Europeans don't understand this about the US. My ex-husband NEVER got it, and offended a lot of people.

Americans, especially white Americans, unless they're relatively sure they're at least in the same political ballpark do not discuss their politics with each other. https://twitter.com/KameronHurley/status/1325441376717246467
You could say this is both a symptom and the disease, but think of how we started: a bunch of absolutely religious lunatics on one hand, who got kicked out for being too hardcore, on another, a bunch of rich slavers, all of whom exploited the native ppl, slaves, and the poor.
s/absolutely/absolute

If you think a lot of America has moved beyond that, think again.

We're not that far, historically speaking, from our (first) civil war.
As a child, in two of the communities I lived in, I got beaten up and/or harassed for my (lack of) religious beliefs.

I still remember a kid called Michael Grishaw telling me his mom said I worshipped the devil for not taking a Bible the Gideons had illegally brought to school.
I remember absolutely nothing else about him, just that.

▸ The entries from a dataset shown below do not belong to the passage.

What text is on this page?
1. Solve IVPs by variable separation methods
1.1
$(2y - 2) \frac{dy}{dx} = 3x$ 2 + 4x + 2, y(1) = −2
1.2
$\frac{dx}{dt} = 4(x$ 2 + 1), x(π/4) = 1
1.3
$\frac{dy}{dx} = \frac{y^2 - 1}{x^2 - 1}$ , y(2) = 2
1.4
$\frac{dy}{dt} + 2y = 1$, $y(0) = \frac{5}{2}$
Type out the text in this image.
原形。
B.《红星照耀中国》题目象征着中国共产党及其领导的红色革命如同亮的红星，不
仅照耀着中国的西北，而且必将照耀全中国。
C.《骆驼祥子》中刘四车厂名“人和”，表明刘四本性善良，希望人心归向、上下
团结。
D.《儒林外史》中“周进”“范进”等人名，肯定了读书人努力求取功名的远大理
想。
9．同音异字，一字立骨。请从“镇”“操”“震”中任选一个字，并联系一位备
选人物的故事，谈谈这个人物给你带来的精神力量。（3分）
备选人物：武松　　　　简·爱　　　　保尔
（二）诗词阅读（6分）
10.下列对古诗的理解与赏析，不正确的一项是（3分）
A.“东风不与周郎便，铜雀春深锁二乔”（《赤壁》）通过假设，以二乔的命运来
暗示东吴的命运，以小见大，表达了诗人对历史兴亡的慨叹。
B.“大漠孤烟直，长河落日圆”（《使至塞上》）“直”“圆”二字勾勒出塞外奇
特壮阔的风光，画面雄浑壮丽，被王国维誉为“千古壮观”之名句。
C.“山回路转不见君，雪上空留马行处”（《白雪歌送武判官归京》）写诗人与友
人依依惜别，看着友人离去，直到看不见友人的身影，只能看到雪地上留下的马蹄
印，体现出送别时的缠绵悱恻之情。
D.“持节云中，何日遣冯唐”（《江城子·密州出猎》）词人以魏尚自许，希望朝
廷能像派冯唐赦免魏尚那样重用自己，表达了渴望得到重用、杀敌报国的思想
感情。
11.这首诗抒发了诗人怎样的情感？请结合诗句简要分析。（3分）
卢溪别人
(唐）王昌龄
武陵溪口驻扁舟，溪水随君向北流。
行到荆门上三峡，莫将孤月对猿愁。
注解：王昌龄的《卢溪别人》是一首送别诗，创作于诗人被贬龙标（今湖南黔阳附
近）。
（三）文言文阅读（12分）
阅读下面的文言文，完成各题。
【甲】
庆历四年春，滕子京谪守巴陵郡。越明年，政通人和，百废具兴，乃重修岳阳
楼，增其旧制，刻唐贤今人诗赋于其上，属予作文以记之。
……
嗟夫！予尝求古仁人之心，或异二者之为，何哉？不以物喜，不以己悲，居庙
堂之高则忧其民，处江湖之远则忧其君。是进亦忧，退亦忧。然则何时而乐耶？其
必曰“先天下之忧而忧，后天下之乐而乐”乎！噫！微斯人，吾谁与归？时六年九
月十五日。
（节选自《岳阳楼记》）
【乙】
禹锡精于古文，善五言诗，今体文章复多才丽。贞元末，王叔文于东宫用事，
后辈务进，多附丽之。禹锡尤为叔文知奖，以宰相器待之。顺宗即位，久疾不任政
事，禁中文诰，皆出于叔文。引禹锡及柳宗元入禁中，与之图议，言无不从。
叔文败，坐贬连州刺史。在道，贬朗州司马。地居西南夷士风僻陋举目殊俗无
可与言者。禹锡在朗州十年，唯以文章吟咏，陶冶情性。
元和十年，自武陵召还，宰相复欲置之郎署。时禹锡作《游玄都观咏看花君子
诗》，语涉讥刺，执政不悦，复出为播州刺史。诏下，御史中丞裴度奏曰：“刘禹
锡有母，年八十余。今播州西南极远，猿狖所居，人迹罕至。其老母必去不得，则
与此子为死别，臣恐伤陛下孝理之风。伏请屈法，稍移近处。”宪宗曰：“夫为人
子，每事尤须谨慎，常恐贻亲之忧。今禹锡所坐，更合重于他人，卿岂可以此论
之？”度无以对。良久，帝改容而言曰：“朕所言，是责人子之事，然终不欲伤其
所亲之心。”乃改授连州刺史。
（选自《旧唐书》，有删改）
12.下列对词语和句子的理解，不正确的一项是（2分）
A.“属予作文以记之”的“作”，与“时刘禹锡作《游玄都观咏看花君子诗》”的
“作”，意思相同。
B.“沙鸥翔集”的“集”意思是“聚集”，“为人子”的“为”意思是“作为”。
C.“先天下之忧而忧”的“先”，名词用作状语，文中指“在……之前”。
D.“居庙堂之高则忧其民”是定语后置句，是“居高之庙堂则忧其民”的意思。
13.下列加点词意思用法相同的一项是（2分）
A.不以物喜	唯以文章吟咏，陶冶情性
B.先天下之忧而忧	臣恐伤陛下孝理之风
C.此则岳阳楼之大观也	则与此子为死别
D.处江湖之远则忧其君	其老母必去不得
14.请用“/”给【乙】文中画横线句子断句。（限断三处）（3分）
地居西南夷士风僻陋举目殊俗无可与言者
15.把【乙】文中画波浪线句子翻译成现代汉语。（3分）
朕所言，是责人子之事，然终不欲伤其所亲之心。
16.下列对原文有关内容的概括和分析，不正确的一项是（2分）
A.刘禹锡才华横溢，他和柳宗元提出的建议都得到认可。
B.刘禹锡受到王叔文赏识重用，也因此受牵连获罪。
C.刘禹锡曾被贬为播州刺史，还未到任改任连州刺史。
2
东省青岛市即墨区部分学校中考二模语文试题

In SC, I had a friend, briefly, who was not allowed to watch The Wiz at my house because it had Black actors in it.

In 1981.
Europeans who complain about the American veneer of friendliness don't, I think, understand the purpose it serves, for better or worse. It keeps us from leaping up and killing each other.

But it also keeps us from facing our problems.
I had a well-meaning supervisor in Indiana for some volunteer teaching I did write me a recommendation letter for a teaching job in LA.

In that letter, she wrote something like "Even though she has very different views on religion than most people, she's got a good heart"
Which I had to mention to her that folks in Los Angeles would probably read very differently.

I'd never realised that she'd actually thought I might not have a good heart just because I didn't attend church.

So... the thing is... we don't talk. Separate worlds.
The palpable relief when you find out a friend or coworker, usually accidentally, shares your political beliefs is a strange, strange thing.

You feel like conspirators if you're in a majority-other-belief environment.
Now take this "we don't talk politics" crap and then realise that the "just politics" we don't talk about are people's goddamned lives.

"Just politics" isn't just politics. It's social justice. It's equity. It's sexuality. It's race. It's gender.
If you make those things "just politics", and politics are taboo amongst friends and neighbours, because we might rise up and strangle each other, then NOTHING GETS SOLVED.

So... America is complicated.
I have a coworker who claims a great deal of expertise on the US from watching it, though they've never been there, and I really need to hammer this point home.

The American political debate hides a wealth of cancerously unaddressed issues, coming from never adddressing history.